I am keenly aware that depression/bi-polar/mania and creative prowess often go hand in hand. It is, well, In My Blood.

But don’t just take the Sedgwick word for it. According to an old NY Times article, “Exploring the Links Between Depression, Writers and Suicide,” writers tend to love sad threesomes with depression and suicide. Here are a few excerpts:

  • Kay Jamison, a professor of psychiatry at Johns Hopkins University and the author of “Touched With Fire: Manic-Depressive Illness and the Artistic Temperament,” said writers were 10 to 20 times as likely as other people to suffer manic-depressive or depressive illnesses, which lead to suicide more often than any other mental disorders do.
  • The novelist William Styron recounted his own battle with depression, told in his book “Darkness Visible,” and pointed to the warning signs of his illness in his novels. “I now realize that depression and thoughts of suicide have been an integral part of my creative personality throughout my life,” he said.
  • It is not surprising that these mood disorders seem most at home in the artistic mind. “The cognitive style of manic-depression overlaps with the creative temperament,” Ms. Jamison said. Researchers have found that in a mildly manic state, subjects think more quickly, fluidly and originally. In a depressed state, subjects are self-critical and obsessive, an ideal frame of mind for revision and editing. “When we think of creative writers,” Ms. Jamison said, “we think of boldness, sensitivity, restlessness, discontent; this is the manic-depressive temperament.”
  • Perhaps more than other artists, writers can be seduced by the attractiveness of suicide as a means of controlling their life story. Several speakers pointed out the tendency of suicide to become a powerful image or metaphor, one that takes root in the mind and flourishes. “Both Sylvia Plath and Sexton shared the notion that a great artist’s life must end in death,” Ms. Middlebrook said. “You stop before you write more bad stuff. Sexton applauded Hemingway’s suicide. She said ‘Good for him.'”

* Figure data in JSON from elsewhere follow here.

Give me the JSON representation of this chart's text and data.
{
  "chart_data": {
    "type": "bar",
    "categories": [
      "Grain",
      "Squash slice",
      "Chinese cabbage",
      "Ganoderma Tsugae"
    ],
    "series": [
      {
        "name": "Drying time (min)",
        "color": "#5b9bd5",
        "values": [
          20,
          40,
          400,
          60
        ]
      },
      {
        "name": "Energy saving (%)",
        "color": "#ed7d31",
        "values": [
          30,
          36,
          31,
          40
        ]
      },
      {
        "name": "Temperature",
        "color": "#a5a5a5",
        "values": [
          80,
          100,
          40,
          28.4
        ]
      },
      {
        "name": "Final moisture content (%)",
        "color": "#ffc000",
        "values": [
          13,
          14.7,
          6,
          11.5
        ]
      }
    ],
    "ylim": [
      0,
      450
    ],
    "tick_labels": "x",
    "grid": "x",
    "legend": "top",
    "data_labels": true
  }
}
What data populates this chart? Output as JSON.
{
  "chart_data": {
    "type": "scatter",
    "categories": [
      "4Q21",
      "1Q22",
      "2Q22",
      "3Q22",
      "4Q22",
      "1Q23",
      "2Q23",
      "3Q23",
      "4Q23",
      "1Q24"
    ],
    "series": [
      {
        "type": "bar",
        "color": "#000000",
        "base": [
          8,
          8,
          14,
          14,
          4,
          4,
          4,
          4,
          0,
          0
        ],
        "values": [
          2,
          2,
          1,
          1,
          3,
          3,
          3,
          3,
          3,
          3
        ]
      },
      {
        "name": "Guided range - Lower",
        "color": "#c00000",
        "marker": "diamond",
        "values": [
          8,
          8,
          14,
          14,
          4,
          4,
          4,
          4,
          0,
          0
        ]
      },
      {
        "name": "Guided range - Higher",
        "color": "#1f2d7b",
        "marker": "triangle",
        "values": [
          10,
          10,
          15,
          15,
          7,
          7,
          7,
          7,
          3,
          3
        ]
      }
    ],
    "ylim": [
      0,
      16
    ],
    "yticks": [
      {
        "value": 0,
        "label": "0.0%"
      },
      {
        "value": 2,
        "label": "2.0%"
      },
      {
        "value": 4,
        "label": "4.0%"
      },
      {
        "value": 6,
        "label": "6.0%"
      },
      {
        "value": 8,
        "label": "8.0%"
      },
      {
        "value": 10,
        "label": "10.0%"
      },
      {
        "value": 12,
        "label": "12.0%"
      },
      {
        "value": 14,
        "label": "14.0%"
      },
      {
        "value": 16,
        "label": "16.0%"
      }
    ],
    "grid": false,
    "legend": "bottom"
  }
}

At this moment, I choose happiness. Even if it’s meaningless. What makes me happy is getting shit done for other people. Whether it saves the world or just gives me an answer to “what did you do today?” – I have a similar feeling of satisfaction. The best I can say right now is that my passion is working with other people to achieve something – whether that’s my own dream or someone else’s. Being alone with my thoughts for too long is no bueno.

The inherent challenge, though, is deciding that’s enough – that happiness is the goal. And letting the chips fall where they may.

As always, there’s a great TED talk on this from psychologist Shawn Achor. Check it out. And have a happy day today.


4 thoughts on “I have nothing to offer but my own confusion…

  1. Frank Cole says:

    Sara Dear, welcome to my world.

  2. Valentine says:

    Sounds like the perfect time to take a last minute trip to Cairo to visit your cousins!